Google is to defy France's ruling that the "right to be forgotten" should be applied globally and not just in Europe.
Last month, the French privacy watchdog, CNIL, ordered the firm to extend people's right to have posts removed from its websites worldwide, including Google.com.
Google said it "respectfully" disagreed with CNIL's authority to make such an order.
The firm now faces possible fines.
A 2014 court ruling allows Europeans to submit applications to Google to remove data from search results that they thought were out of date, irrelevant or inflammatory.
Google is believed to have processed more than one million requests to remove data since the ruling came into effect. It reviews all requests and refuses those it judges have no merit.
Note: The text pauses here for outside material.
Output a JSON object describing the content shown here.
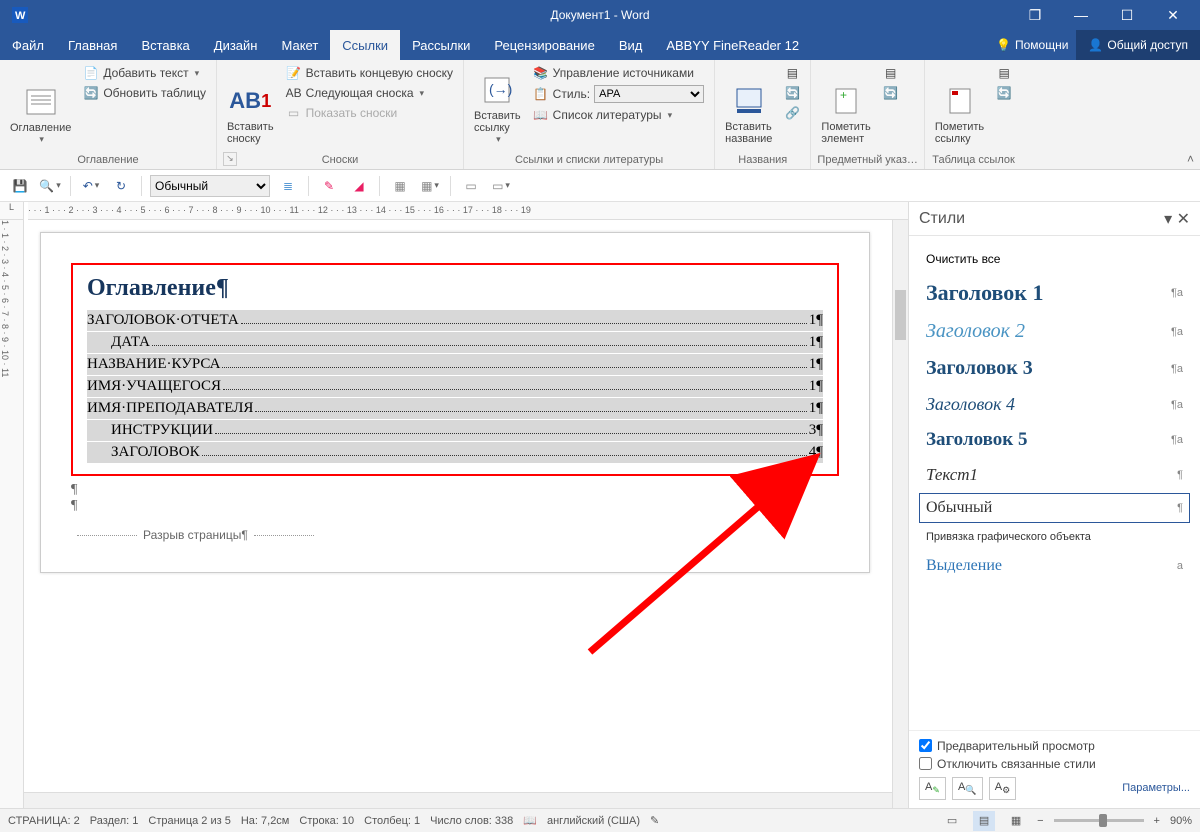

However, those that are deleted are removed on its European websites such as Google.de or Google.fr. They are not removed from Google.com.
The company points out that more than 95% of searches in Europe are made on the firm's local websites.
'Matter of principle'
In a blogpost, Google's global privacy counsel Peter Fleischer wrote that the French regulator's request was a "troubling development that risks serious chilling effects on the web".
"While the right to be forgotten may now be the law in Europe, it is not the law globally," he continued.
"As a matter of principle, therefore, we respectfully disagree with the CNIL's assertion of global authority on this issue and we have asked the CNIL to withdraw its formal notice," he added.
The CNIL said it would look into Google's appeal and make a decision in two months on whether to accept it.
"We have taken note of Google's arguments which are mostly of a political nature. The CNIL, on the other hand, has relied on a strictly legal reasoning," a spokeswoman said.